中新社上海12月13日電 題:華裔女作家張翎:離去也是回家的一種方式
  中新社記者 鄒瑞玥
  旅居加拿大的華裔女作家張翎13日現身上海思南公館,與《收穫》雜誌執行主編程永新及滬上讀者展開一場“在海外書寫故土的心路歷程”的對話。
  11月,張翎的長篇新作《陣痛》剛剛摘得華僑華人文學獎大獎,距離她上部作品《金山》的獲獎不過三年。此次來滬,張翎慷慨地把自己十部作品的版權贈予上海作家協會旗下的華語文學網。
  張翎畢業於復旦大學外語系。彼時,文革浩劫剛剛結束,母親說什麼也不同意她報考中文系,張翎只好退而求其次。她說,差不多從有記憶開始,就自認將來會成為作家。進入外語系後,海量的外國文學向她展開了一個新的世界。
  30歲離開故土,41歲發表第一部長篇小說處女作,張翎堪稱是“大器晚成”。她引用英國著名女作家伍爾夫的話說,一個女人寫作需要“500英鎊的年收入和一間自己的屋子”。40年的拼搏讓張翎實現了經濟獨立和精神思考的空間,到現在,寫作也只是張翎在聽力障礙康復專業外的副業。
  張翎坦言自己不是很著急的人。在加拿大十年,她感到所有的東西自然沉澱下來,對過去的認識也明朗化,帶來一種“塵埃落定後的清晰感”。
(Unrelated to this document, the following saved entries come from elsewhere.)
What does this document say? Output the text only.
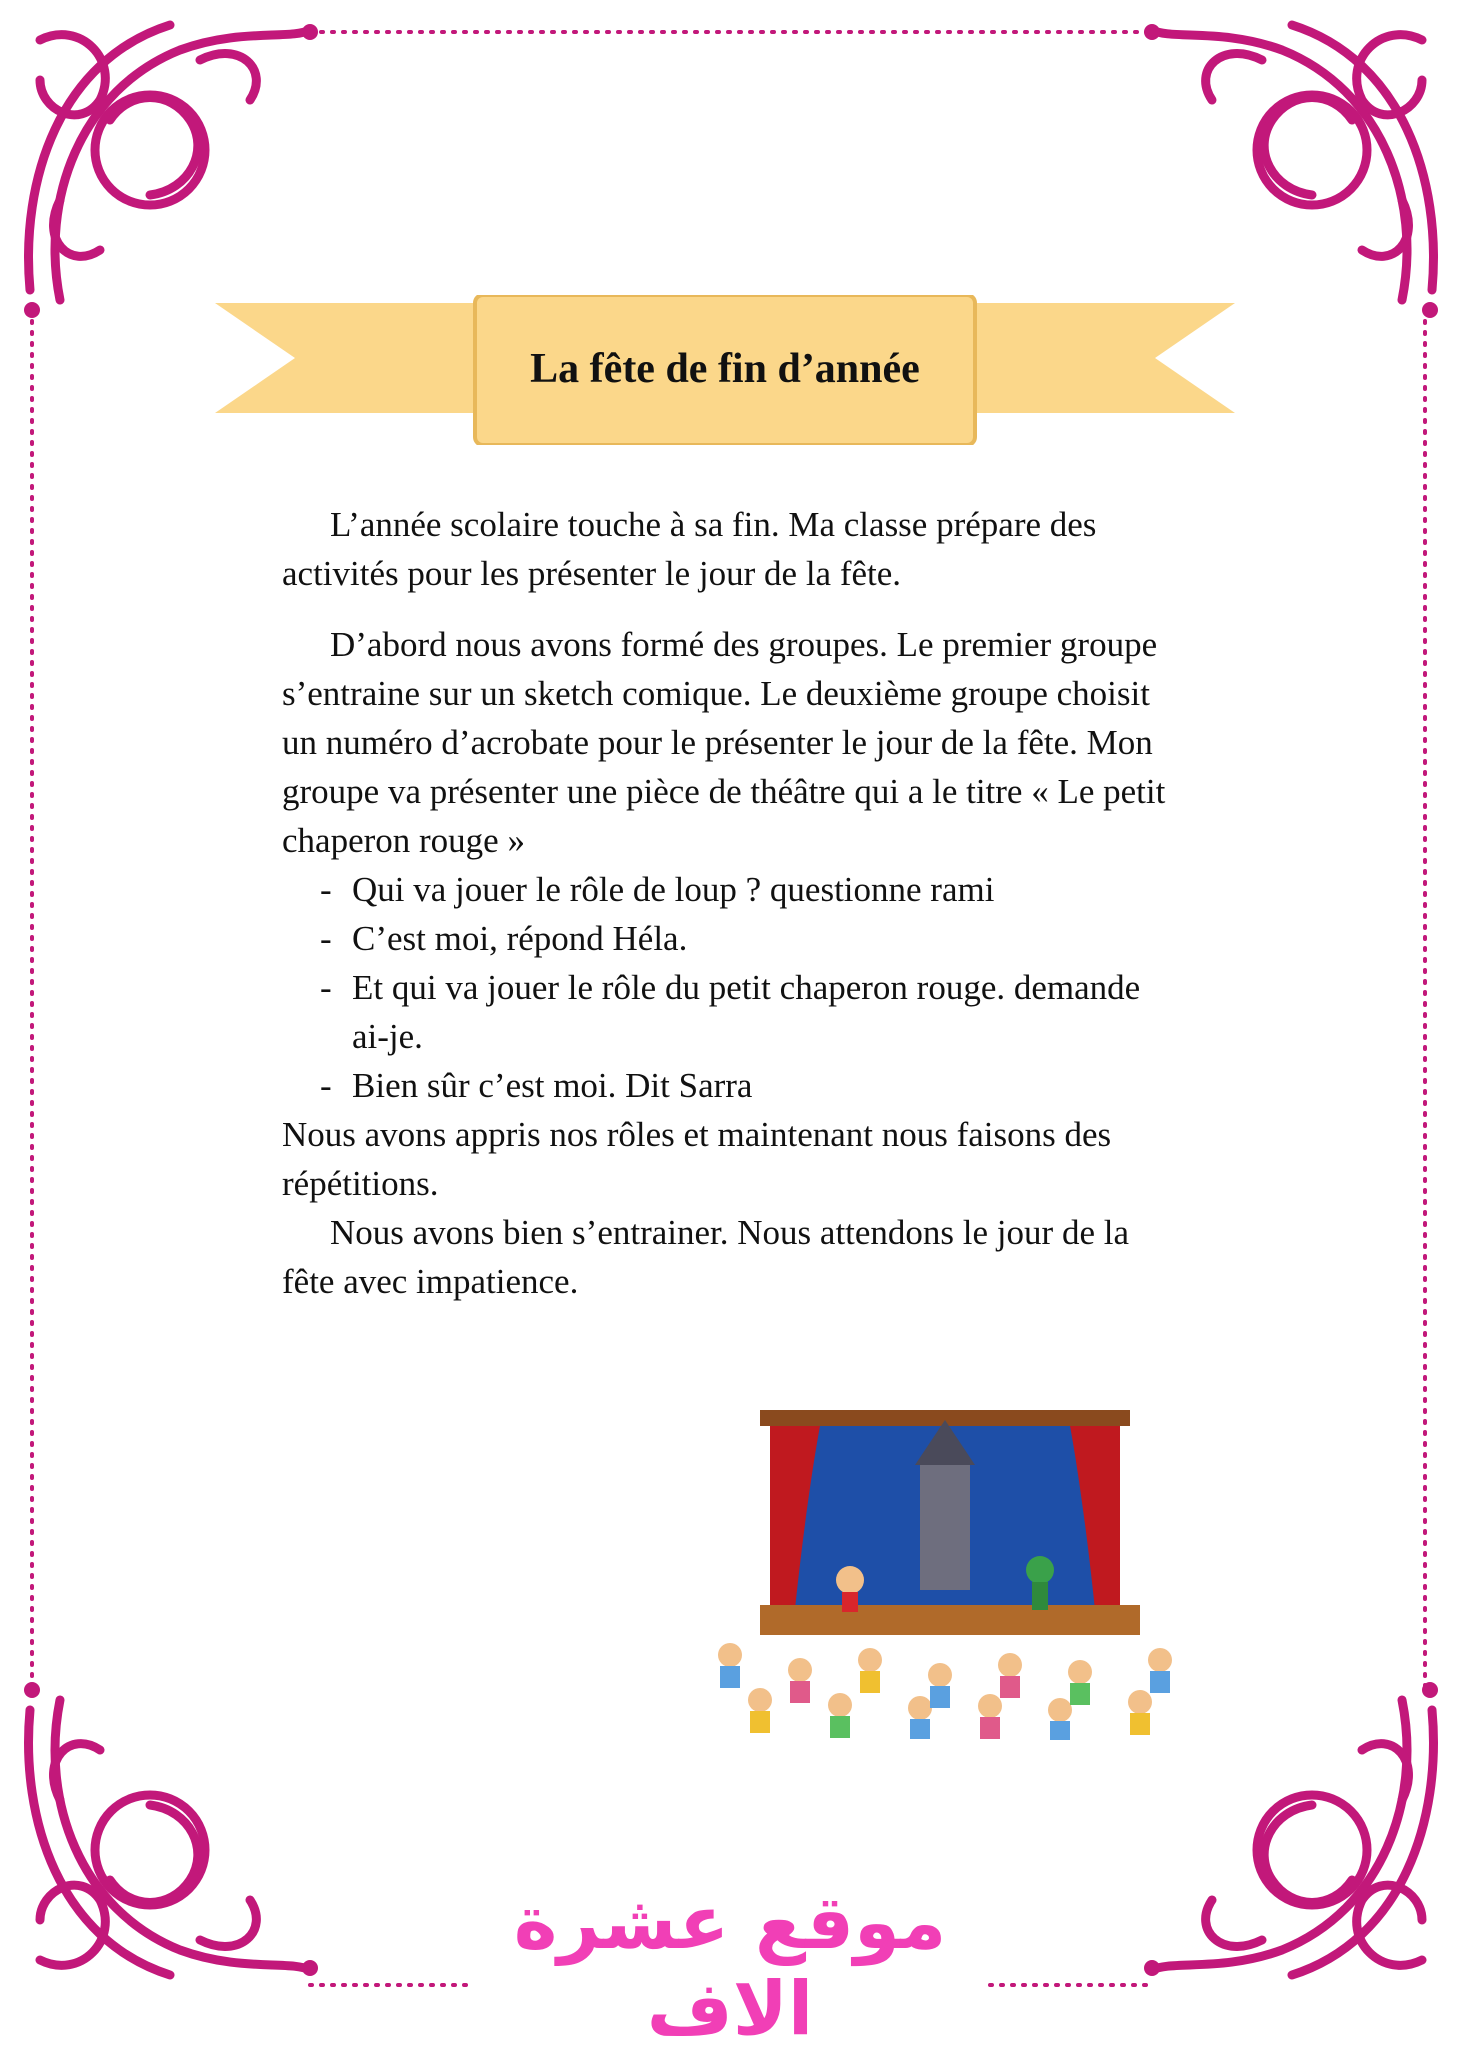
La fête de fin d’année

L’année scolaire touche à sa fin. Ma classe prépare des activités pour les présenter le jour de la fête.

D’abord nous avons formé des groupes. Le premier groupe s’entraine sur un sketch comique. Le deuxième groupe choisit un numéro d’acrobate pour le présenter le jour de la fête. Mon groupe va présenter une pièce de théâtre qui a le titre « Le petit chaperon rouge »

- Qui va jouer le rôle de loup ? questionne rami
- C’est moi, répond Héla.
- Et qui va jouer le rôle du petit chaperon rouge. demande ai-je.
- Bien sûr c’est moi. Dit Sarra

Nous avons appris nos rôles et maintenant nous faisons des répétitions.

Nous avons bien s’entrainer. Nous attendons le jour de la fête avec impatience.

موقع عشرة الاف
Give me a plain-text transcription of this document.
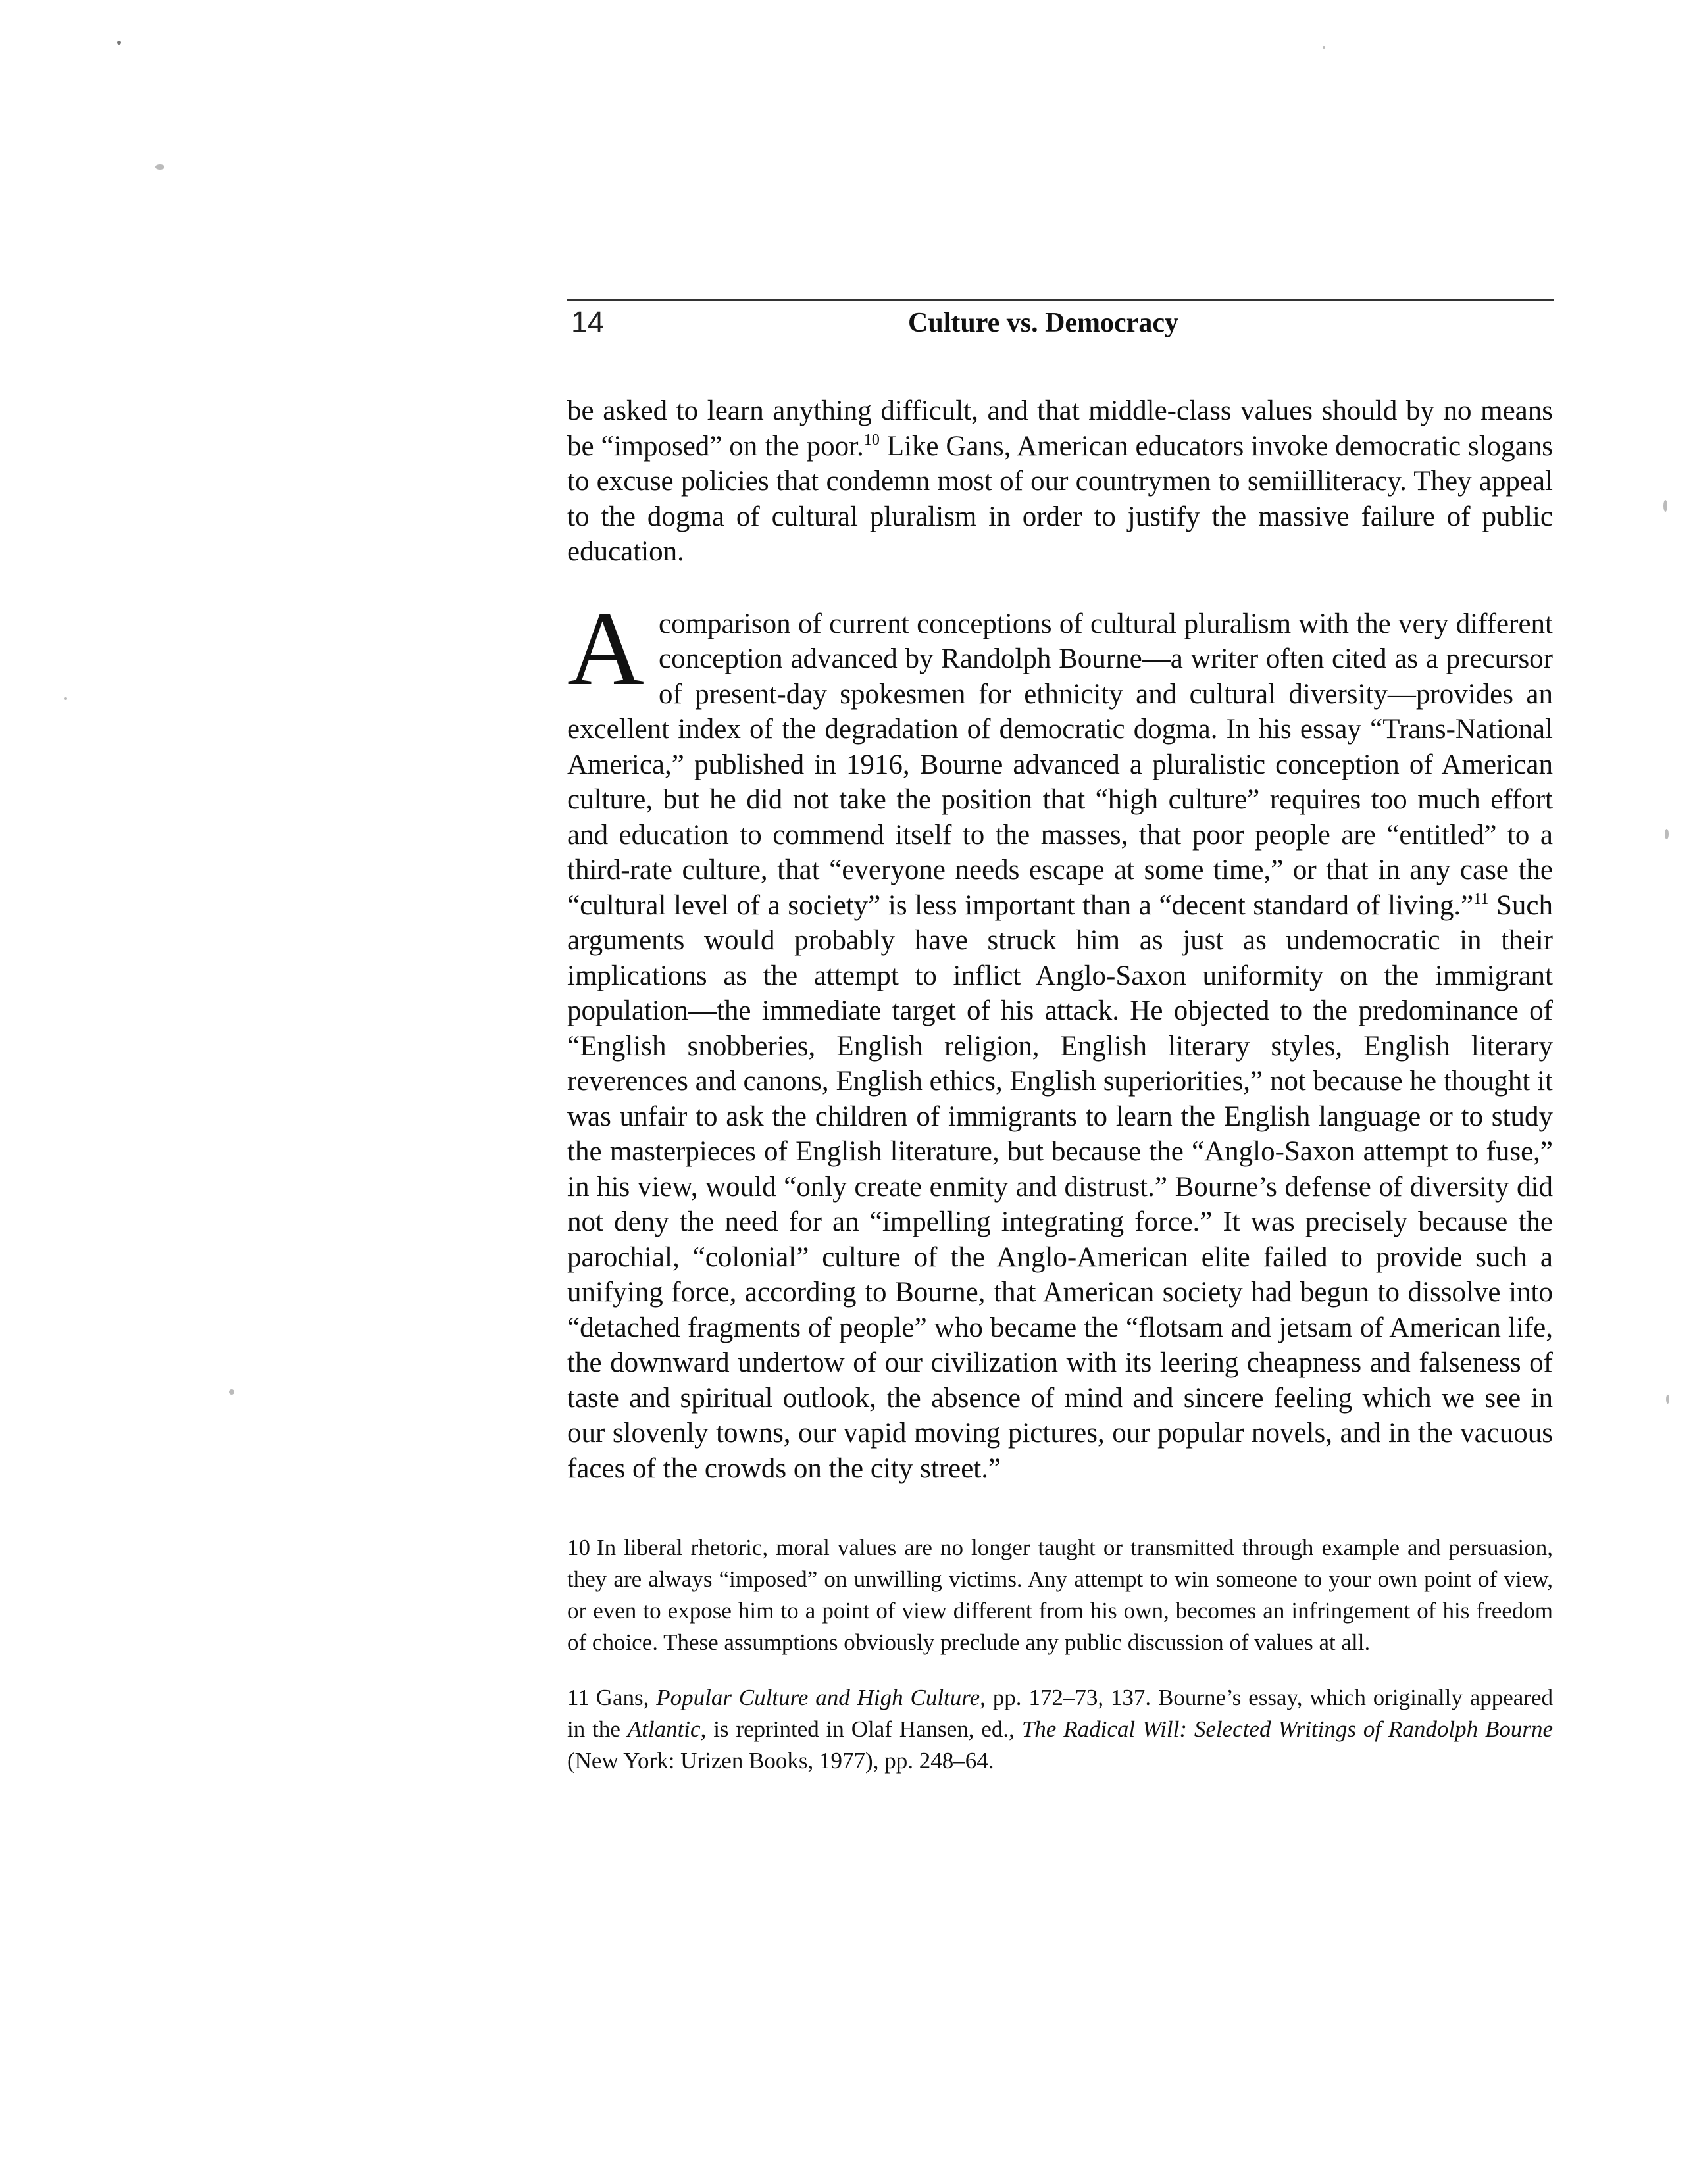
14	Culture vs. Democracy

be asked to learn anything difficult, and that middle-class values should by no means be “imposed” on the poor.$^{10}$ Like Gans, American educators invoke democratic slogans to excuse policies that condemn most of our countrymen to semiilliteracy. They appeal to the dogma of cultural pluralism in order to justify the massive failure of public education.

A comparison of current conceptions of cultural pluralism with the very different conception advanced by Randolph Bourne—a writer often cited as a precursor of present-day spokesmen for ethnicity and cultural diversity—provides an excellent index of the degradation of democratic dogma. In his essay “Trans-National America,” published in 1916, Bourne advanced a pluralistic conception of American culture, but he did not take the position that “high culture” requires too much effort and education to commend itself to the masses, that poor people are “entitled” to a third-rate culture, that “everyone needs escape at some time,” or that in any case the “cultural level of a society” is less important than a “decent standard of living.”$^{11}$ Such arguments would probably have struck him as just as undemocratic in their implications as the attempt to inflict Anglo-Saxon uniformity on the immigrant population—the immediate target of his attack. He objected to the predominance of “English snobberies, English religion, English literary styles, English literary reverences and canons, English ethics, English superiorities,” not because he thought it was unfair to ask the children of immigrants to learn the English language or to study the masterpieces of English literature, but because the “Anglo-Saxon attempt to fuse,” in his view, would “only create enmity and distrust.” Bourne’s defense of diversity did not deny the need for an “impelling integrating force.” It was precisely because the parochial, “colonial” culture of the Anglo-American elite failed to provide such a unifying force, according to Bourne, that American society had begun to dissolve into “detached fragments of people” who became the “flotsam and jetsam of American life, the downward undertow of our civilization with its leering cheapness and falseness of taste and spiritual outlook, the absence of mind and sincere feeling which we see in our slovenly towns, our vapid moving pictures, our popular novels, and in the vacuous faces of the crowds on the city street.”

10 In liberal rhetoric, moral values are no longer taught or transmitted through example and persuasion, they are always “imposed” on unwilling victims. Any attempt to win someone to your own point of view, or even to expose him to a point of view different from his own, becomes an infringement of his freedom of choice. These assumptions obviously preclude any public discussion of values at all.

11 Gans, Popular Culture and High Culture, pp. 172–73, 137. Bourne’s essay, which originally appeared in the Atlantic, is reprinted in Olaf Hansen, ed., The Radical Will: Selected Writings of Randolph Bourne (New York: Urizen Books, 1977), pp. 248–64.
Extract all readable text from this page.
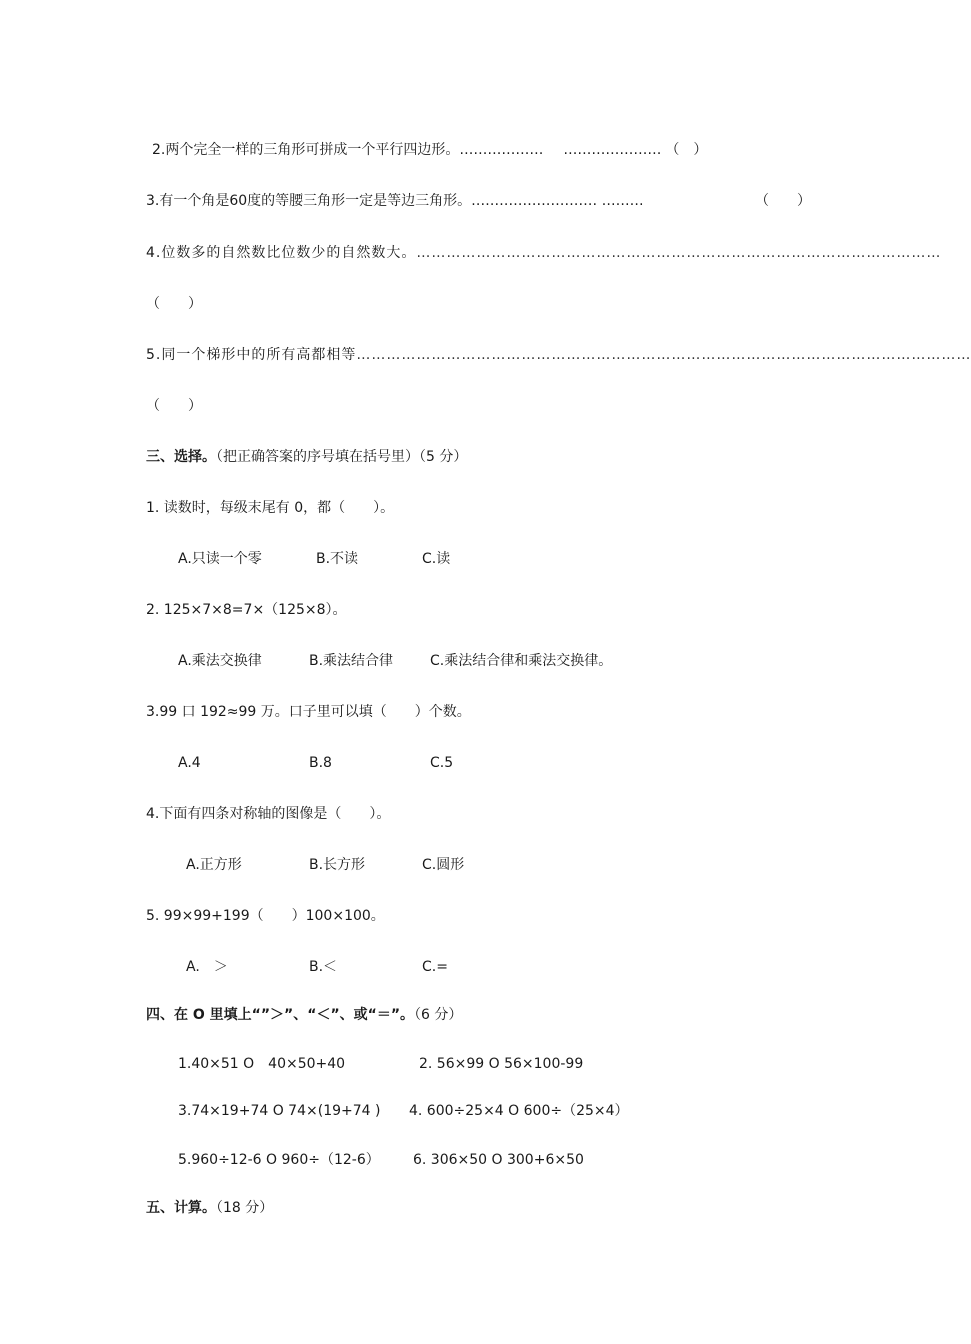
2.两个完全一样的三角形可拼成一个平行四边形。………………	………………… （　）
3.有一个角是60度的等腰三角形一定是等边三角形。……………………… ………	（　　）
4.位数多的自然数比位数少的自然数大。 ……………………………………………………………………………………………
（　　）
5.同一个梯形中的所有高都相等 ……………………………………………………………………………………………………………
（　　）
三、选择。（把正确答案的序号填在括号里）（5 分）
1. 读数时，每级末尾有 0，都（　　）。
A.只读一个零	B.不读	C.读
2. 125×7×8=7×（125×8）。
A.乘法交换律	B.乘法结合律	C.乘法结合律和乘法交换律。
3.99 口 192≈99 万。口子里可以填（　　）个数。
A.4	B.8	C.5
4.下面有四条对称轴的图像是（　　）。
A.正方形	B.长方形	C.圆形
5. 99×99+199（　　）100×100。
A.　＞	B.＜	C.=
四、在 O 里填上“”＞”、“＜”、或“＝”。（6 分）
1.40×51 O　40×50+40	2. 56×99 O 56×100-99
3.74×19+74 O 74×(19+74 ) 4. 600÷25×4 O 600÷（25×4）
5.960÷12-6 O 960÷（12-6） 6. 306×50 O 300+6×50
五、计算。（18 分）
  剛開始寫作的時候,大陸與海外的通訊還很不發達。張翎形容自己“像在一個孤島上”,脫離了人群,脫離了母語環境,沒有一件熟悉的參照物,“感覺自己好像都不會走路了,那種艱難現在還記憶猶新。”張翎回憶說。
  也許得益於這種“絕緣”,張翎可以從一個新的視角觀看自己。一次她在巴黎盧浮宮欣賞《拿破侖一世加冕大典》,離得太近,只能看到畫上的斑駁,走得遠一點反而看到了畫的原貌。“在海外書寫故土也是一樣。”張翎說。
  脫離固定模式,打破藩籬,成就了一代海外華文作家。在張翎看來,出生長大的地方、熟悉的人群、母語、熟悉的創作思路、固定思維模式,都是安全的東西。脫離這種舒適安全環境的寫作正像是某種探險,某種“破壞性實驗”。無論是寫唐山大地震的《餘震》,還是寫修築太平洋鐵路華工的《金山》,張翎都查閱了大量史料才完成。張翎說,她更關註那些“被連根拔起的人的命運”。由於多年的英語學習、翻譯加之海外旅居經歷,張翎在寫作時始終保持著“獵犬一樣的警醒”,盡可能避免把歐化的語言帶進自己的作品中。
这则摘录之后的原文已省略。